Although many experiments with lower-firing glazes applied on the biscuit had already been made at the imperial kilns in the Yongle period (1403-24), turquoise seems to have been introduced only in the Xuande reign. Only seven turquoise-glazed porcelains of Xuande mark and period appear to be recorded, apart from fragmentary examples excavated from the Xuande stratum of the Ming imperial kiln site in Jingdezhen, Jiangxi province. Only one unmarked turquoise piece appears to be preserved of the early Ming period, an incense burner also attributed to the Xuande reign, in the National Palace Museum, Taiwan, included in the Museum’s Special Exhibition of Selected Hsüan-te Imperial Porcelains of the Ming Dynasty, Taipei, 1998, cat. no. 25.

The seven Xuande-marked turquoise porcelains are all dishes, of several different sizes and with different reign marks, illustrating that these turquoise-glazed pieces never entered the standard production at the imperial kilns, but were individually conceived: three turquoise-glazed dishes are in the National Palace Museum, Taiwan, two in the British Museum, London, and only two others have ever appeared at auction.

A slightly larger dish of this form, glaze colour, design and reign mark in the National Palace Museum, Taiwan, was included in the Museum’s Special Exhibition of Selected Hsüan-te Imperial Porcelains of the Ming Dynasty, Taipei, 1998, cat. no. 163; and again in the exhibition Ming Xuande ciqi tezhan, Taipei, 1980, cat. no. 103, together with another with incised Xuande mark, cat. no. 102. The third turquoise-glazed Xuande dish in Taipei, with anhua floral design instead of dragons on the inside, is listed in the inventory of the porcelain collection in the National Palace Museum, Gugong ciqi lu [Record of porcelains from the Old Palace], Taichung, 1961-6, vol. 2, part 1, p. 83.

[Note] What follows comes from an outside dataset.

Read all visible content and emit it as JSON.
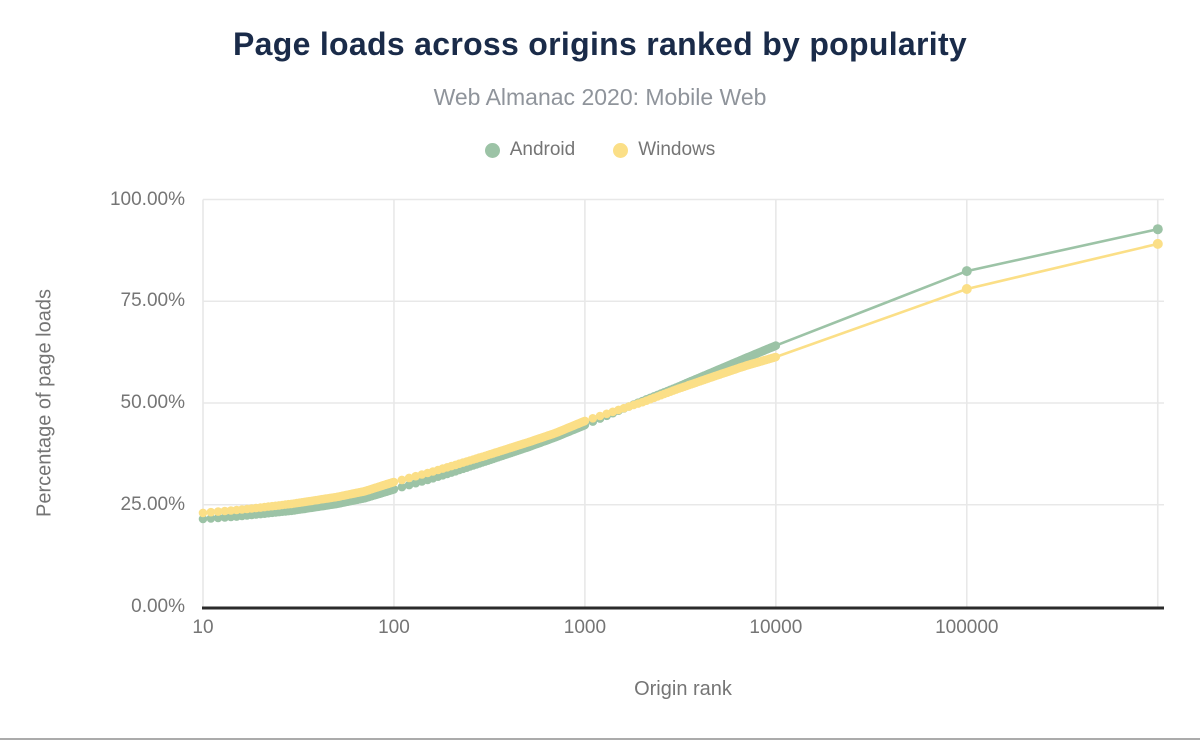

Two other slightly larger dishes of this type are in the British Museum, one, bequeathed by Harry Oppenheim, is illustrated in Jessica Harrison-Hall, Ming Ceramics, London, 2001, p. 142, pl. 4:45, the other from the collection of Sir Percival David is illustrated in Regina Krahl and Jessica Harrison-Hall, Chinese Ceramics. Highlights from the Sir Percival David Collection, London, 2009, pl. 33.

Litteratur

Turquoise-glazed imperial porcelains remained rare throughout the Ming and Qing periods. In the Chenghua reign (1465-87), a turquoise glaze appears to have been used only in combination with cobalt blue, as on a box and cover in the British Museum, illustrated in Jessica Harrison-Hall, Ming Ceramics, London, 2001, pl. 6: 17; a rare monochrome turquoise-glazed bowl of Zhengde mark and period (1506-21) in the Palace Museum, Beijing, from the Qing court collection is published in The Complete Collection of Treasures of the Palace Museum. Monochrome Porcelain, Hong Kong, 1999, pl. 144; an equally rare bowl of Jiajing mark and period (1522-66) with incised phoenix under the turquoise glaze, now at Ascott House, Buckinghamshire, England, is illustrated in Regina Krahl, The Anthony de Rothschild Collection of Chinese Ceramics, n.p., 1996, vol. 1, pl. 66.